Les députés ont en revanche revu leur copie s’agissant des personnalités qualifiées siégeant à la CNIL. Parmi les dix-huit membres de la Commission, cinq sont aujourd'hui désignés par le gouvernement et les présidents des assemblées en raison de « leur connaissance du numérique » ou, pour trois d’entre eux, « des questions touchant aux libertés individuelles ».

Le débat portait sur le fait de savoir si ces individus devaient dorénavant être nommés au regard de l’une de ces compétences, ou des deux. Après avoir opté pour un cumul, en commission des lois, les députés avaient fait machine-arrière en séance publique (avant d’être suivis par les sénateurs). Philippe Gosselin (LR) jugeait qu’un cadre trop restrictif empêche la désignation de philosophes ou d’historiens par exemple.

Mais hier, nouveau rebondissement : la rapporteure a fait adopter un amendement prévoyant un retour au cumul des deux. Sauf modification en séance publique, ces cinq personnalités qualifiées de la CNIL devront à l’avenir être choisies pour leurs compétences en matière de numérique ET de libertés individuelles.

Toujours au sujet de la CNIL, la commission des lois a par ailleurs rétabli les dispositions prévoyant que l’ordre du jour de l’autorité administrative soit « rendu public » (uniquement en ce qui concerne ses réunions en commission plénière).

Extension des actions de groupe dès cette année

Tout comme les députés, les sénateurs souhaitaient élargir l’action de groupe en matière de données personnelles, afin de permettre à plusieurs victimes d’obtenir la réparation de leur préjudice, matériel comme moral. Actuellement, cette procédure est uniquement destinée à la cessation d’un manquement à la loi Informatique et Libertés (tel que le colmatage d’une faille de sécurité par exemple).

La Haute assemblée a toutefois durci les conditions de mise en œuvre de cette extension, par crainte d’une explosion de ces actions de groupe (alors qu’aucune n’a été engagée à ce jour).
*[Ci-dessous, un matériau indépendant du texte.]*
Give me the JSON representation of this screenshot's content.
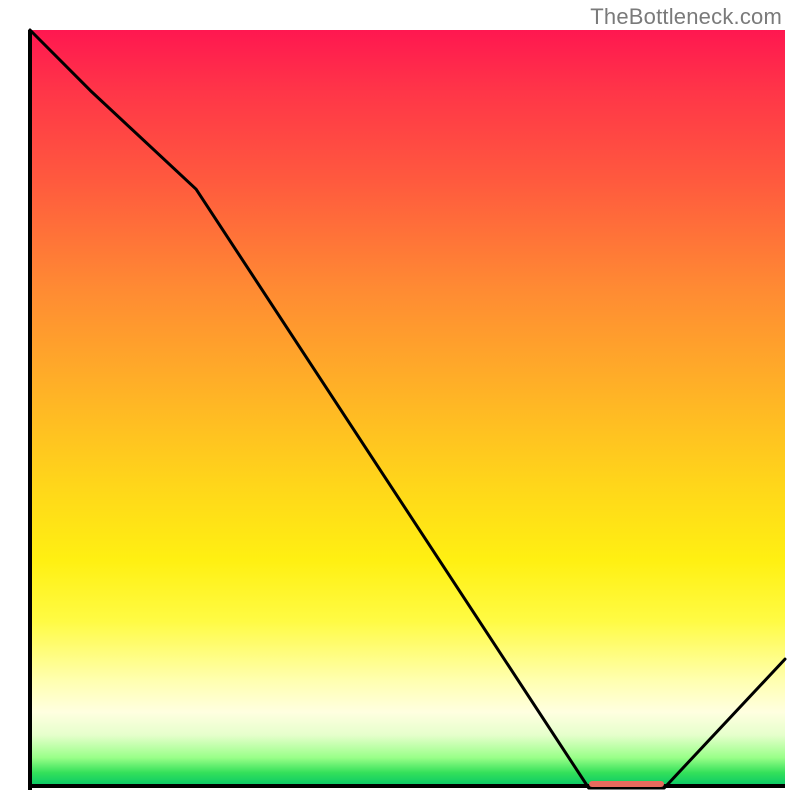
{
  "watermark": "TheBottleneck.com",
  "chart_data": {
    "type": "line",
    "title": "",
    "xlabel": "",
    "ylabel": "",
    "xlim": [
      0,
      100
    ],
    "ylim": [
      0,
      100
    ],
    "grid": false,
    "legend": false,
    "x": [
      0,
      8,
      22,
      74,
      84,
      100
    ],
    "values": [
      100,
      92,
      79,
      0,
      0,
      17
    ],
    "marker_region_x": [
      74,
      84
    ],
    "marker_y": 0.5,
    "notes": "x and y are percentages of the plot area; the curve descends from upper-left, kinks near x≈22, reaches the baseline ~x≈74–84, then rises. A short salmon marker sits on the baseline over the flat minimum."
  },
  "colors": {
    "curve": "#000000",
    "marker": "#e86a5e",
    "axis": "#000000",
    "gradient_top": "#ff1750",
    "gradient_bottom": "#00c46a"
  }
}
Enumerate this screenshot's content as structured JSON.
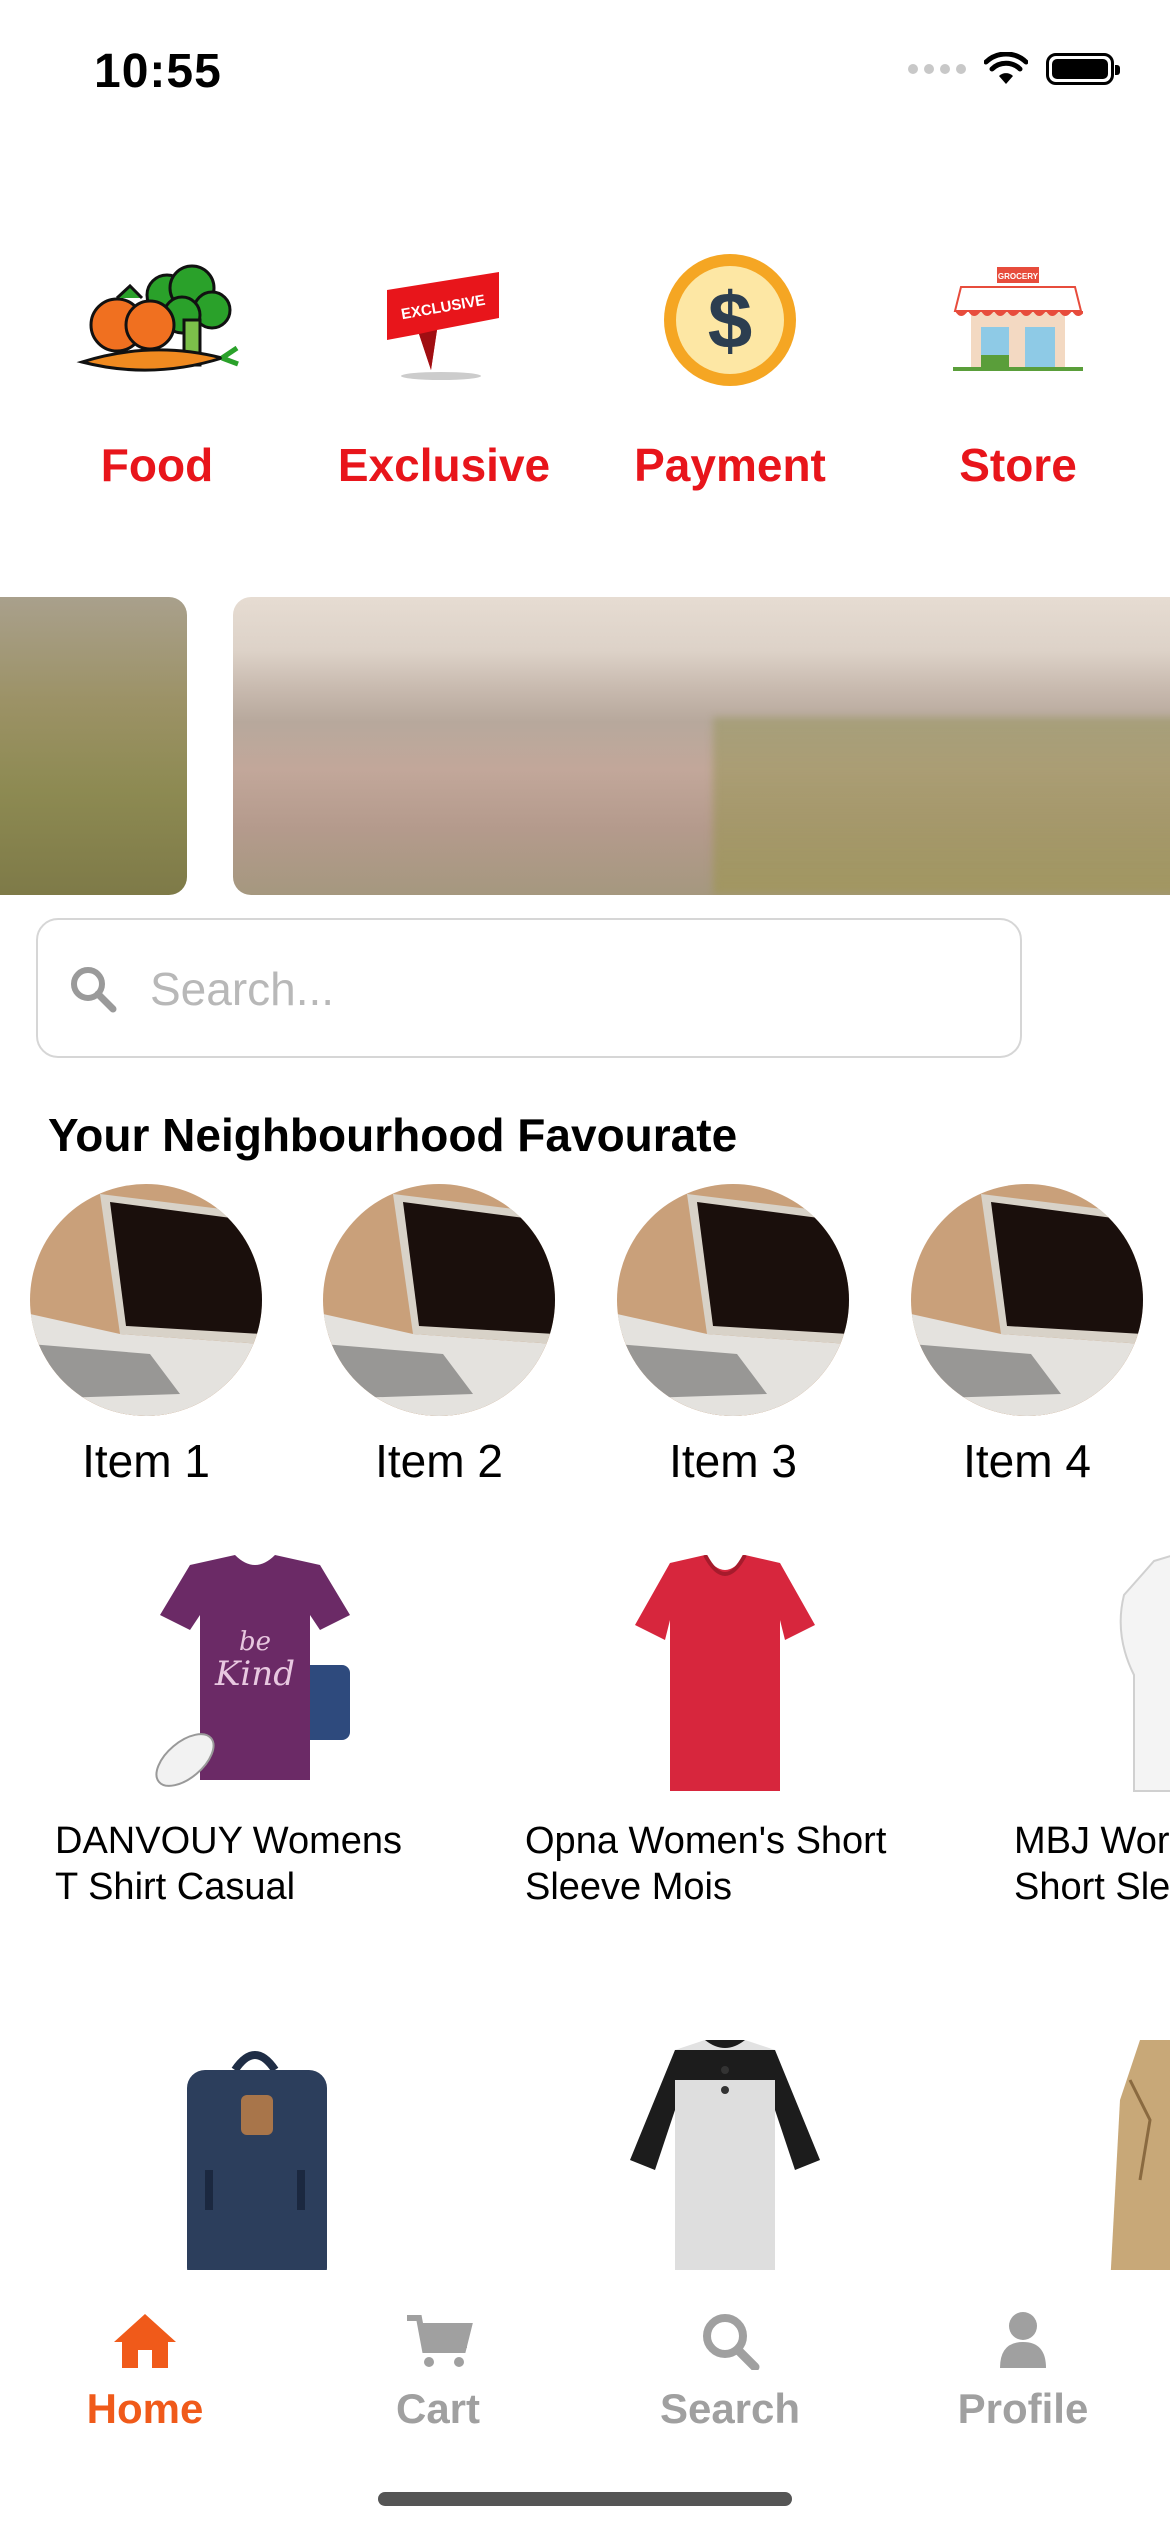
{
  "status_bar": {
    "time": "10:55"
  },
  "categories": [
    {
      "label": "Food",
      "icon": "vegetables-icon"
    },
    {
      "label": "Exclusive",
      "icon": "exclusive-ribbon-icon"
    },
    {
      "label": "Payment",
      "icon": "dollar-coin-icon"
    },
    {
      "label": "Store",
      "icon": "grocery-store-icon"
    }
  ],
  "search": {
    "placeholder": "Search..."
  },
  "favourites": {
    "title": "Your Neighbourhood Favourate",
    "items": [
      {
        "label": "Item 1"
      },
      {
        "label": "Item 2"
      },
      {
        "label": "Item 3"
      },
      {
        "label": "Item 4"
      }
    ]
  },
  "products": [
    {
      "title": "DANVOUY Womens\nT Shirt Casual"
    },
    {
      "title": "Opna Women's Short\nSleeve Mois"
    },
    {
      "title": "MBJ Wor\nShort Sle"
    }
  ],
  "tabs": [
    {
      "label": "Home",
      "icon": "home-icon",
      "active": true
    },
    {
      "label": "Cart",
      "icon": "cart-icon"
    },
    {
      "label": "Search",
      "icon": "search-icon"
    },
    {
      "label": "Profile",
      "icon": "profile-icon"
    }
  ],
  "colors": {
    "category_text": "#e8151b",
    "tab_active": "#f05a1a",
    "tab_inactive": "#a0a0a0"
  }
}
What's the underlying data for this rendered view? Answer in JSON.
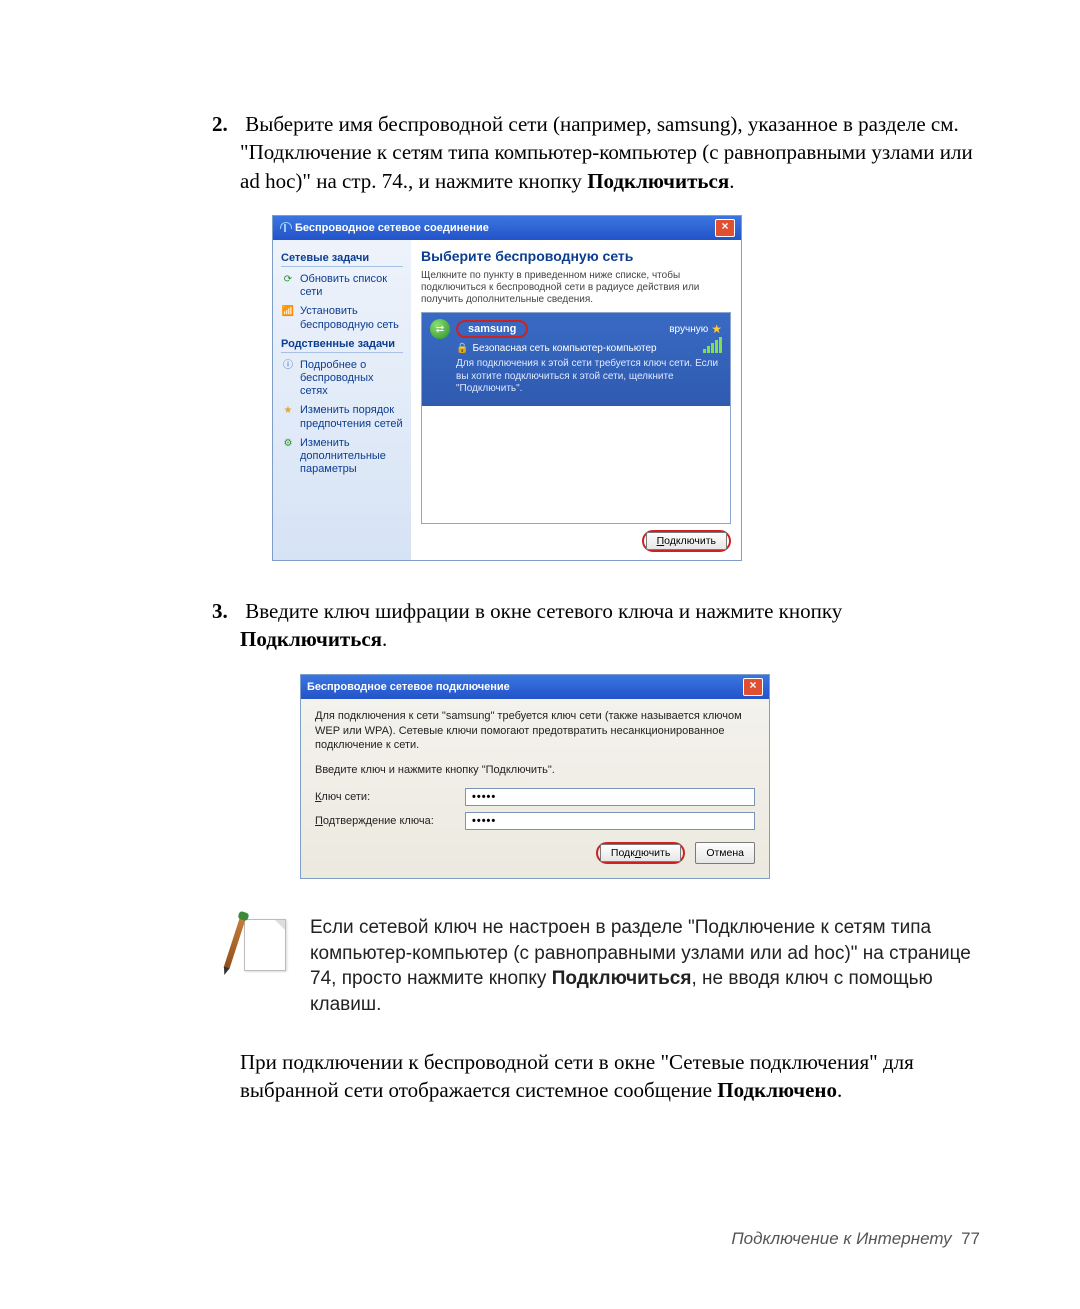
{
  "step2": {
    "num": "2.",
    "text_a": "Выберите имя беспроводной сети (например, samsung), указанное в разделе см. \"Подключение к сетям типа компьютер-компьютер (с равноправными узлами или ad hoc)\" на стр. 74., и нажмите кнопку ",
    "bold": "Подключиться",
    "text_b": "."
  },
  "shot1": {
    "title": "Беспроводное сетевое соединение",
    "side": {
      "h1": "Сетевые задачи",
      "task_refresh": "Обновить список сети",
      "task_setup": "Установить беспроводную сеть",
      "h2": "Родственные задачи",
      "task_more": "Подробнее о беспроводных сетях",
      "task_order": "Изменить порядок предпочтения сетей",
      "task_adv": "Изменить дополнительные параметры"
    },
    "main": {
      "title": "Выберите беспроводную сеть",
      "sub": "Щелкните по пункту в приведенном ниже списке, чтобы подключиться к беспроводной сети в радиусе действия или получить дополнительные сведения.",
      "net": {
        "name": "samsung",
        "manual": "вручную",
        "secure": "Безопасная сеть компьютер-компьютер",
        "hint": "Для подключения к этой сети требуется ключ сети. Если вы хотите подключиться к этой сети, щелкните \"Подключить\"."
      },
      "button": "Подключить"
    }
  },
  "step3": {
    "num": "3.",
    "text_a": "Введите ключ шифрации в окне сетевого ключа и нажмите кнопку ",
    "bold": "Подключиться",
    "text_b": "."
  },
  "shot2": {
    "title": "Беспроводное сетевое подключение",
    "p1": "Для подключения к сети \"samsung\" требуется ключ сети (также называется ключом WEP или WPA). Сетевые ключи помогают предотвратить несанкционированное подключение к сети.",
    "p2": "Введите ключ и нажмите кнопку \"Подключить\".",
    "lbl_key_pre": "К",
    "lbl_key_rest": "люч сети:",
    "lbl_conf_pre": "П",
    "lbl_conf_rest": "одтверждение ключа:",
    "val": "•••••",
    "btn_ok_pre": "Подк",
    "btn_ok_u": "л",
    "btn_ok_post": "ючить",
    "btn_cancel": "Отмена"
  },
  "note": {
    "t1": "Если сетевой ключ не настроен в разделе ",
    "t2": "\"Подключение к сетям типа компьютер-компьютер (с равноправными узлами или ad hoc)\" на странице 74",
    "t3": ", просто нажмите кнопку ",
    "bold": "Подключиться",
    "t4": ", не вводя ключ с помощью клавиш."
  },
  "closing": {
    "a": "При подключении к беспроводной сети в окне \"Сетевые подключения\" для выбранной сети отображается системное сообщение ",
    "bold": "Подключено",
    "b": "."
  },
  "footer": {
    "label": "Подключение к Интернету",
    "page": "77"
  }
}
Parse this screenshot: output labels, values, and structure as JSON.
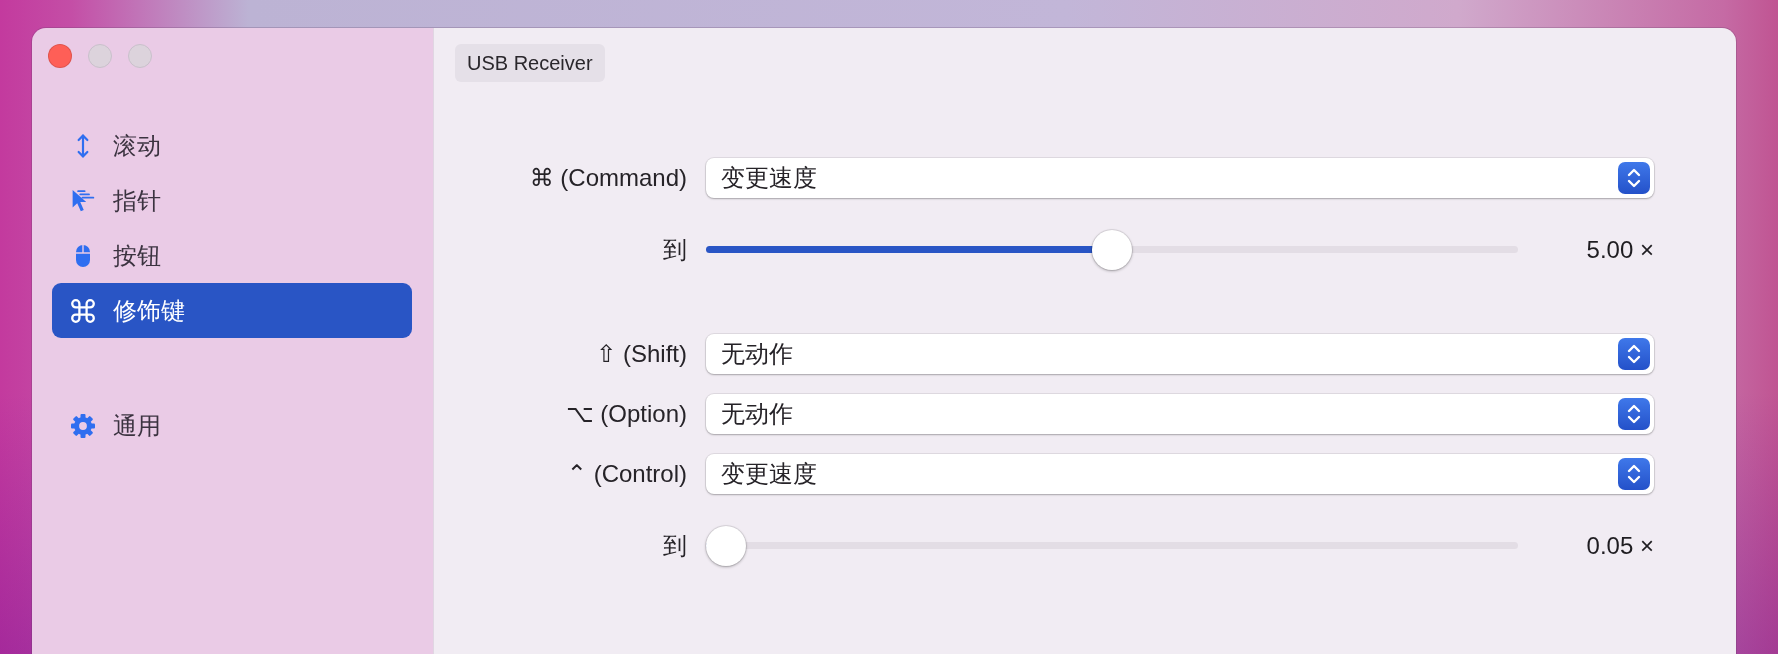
{
  "window": {
    "controls": [
      {
        "kind": "close",
        "disabled": false
      },
      {
        "kind": "minimize",
        "disabled": true
      },
      {
        "kind": "zoom",
        "disabled": true
      }
    ]
  },
  "sidebar": {
    "sections": [
      {
        "items": [
          {
            "kind": "scroll",
            "label": "滚动",
            "selected": false
          },
          {
            "kind": "pointer",
            "label": "指针",
            "selected": false
          },
          {
            "kind": "buttons",
            "label": "按钮",
            "selected": false
          },
          {
            "kind": "modifier",
            "label": "修饰键",
            "selected": true
          }
        ]
      },
      {
        "items": [
          {
            "kind": "general",
            "label": "通用",
            "selected": false
          }
        ]
      }
    ]
  },
  "device_button": {
    "label": "USB Receiver"
  },
  "settings": {
    "groups": [
      {
        "rows": [
          {
            "kind": "popup",
            "label": "⌘ (Command)",
            "value": "变更速度"
          },
          {
            "kind": "slider",
            "label": "到",
            "level": 0.5,
            "reading": "5.00 ×"
          }
        ]
      },
      {
        "rows": [
          {
            "kind": "popup",
            "label": "⇧ (Shift)",
            "value": "无动作"
          },
          {
            "kind": "popup",
            "label": "⌥ (Option)",
            "value": "无动作"
          },
          {
            "kind": "popup",
            "label": "⌃ (Control)",
            "value": "变更速度"
          },
          {
            "kind": "slider",
            "label": "到",
            "level": 0,
            "reading": "0.05 ×"
          }
        ]
      }
    ]
  }
}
Ont ainsi été introduit :

  • Un report dans le temps de cette réforme, afin qu’elle aboutisse à la réparation des seuls dommages dont le « fait générateur » aurait été postérieur au 25 mai 2020.
  • Une obligation d’agrémentation pour les associations de protection de la vie privée habilitées à représenter les victimes devant les tribunaux (et qui sont d’ores et déjà soumises à une condition d’existence de cinq ans minimum).
  • Une obligation pour le demandeur d’informer la CNIL lors de l’introduction de son recours, afin que l’institution puisse présenter ses observations devant la juridiction saisie.

Comme le laissaient présager les débats en commission mixte paritaire, les députés ont supprimé hier les deux premières restrictions évoquées ci-dessus. La troisième a en revanche été maintenue.

Retour à 15 ans pour la « majorité numérique »

Sans surprise là non plus, la commission des lois a fixé à 15 ans l’âge à partir duquel un mineur peut consentir seul au traitement de ses données, par exemple lors de son inscription à Facebook. Le Sénat s’était de son côté prononcé pour un seuil de 16 ans.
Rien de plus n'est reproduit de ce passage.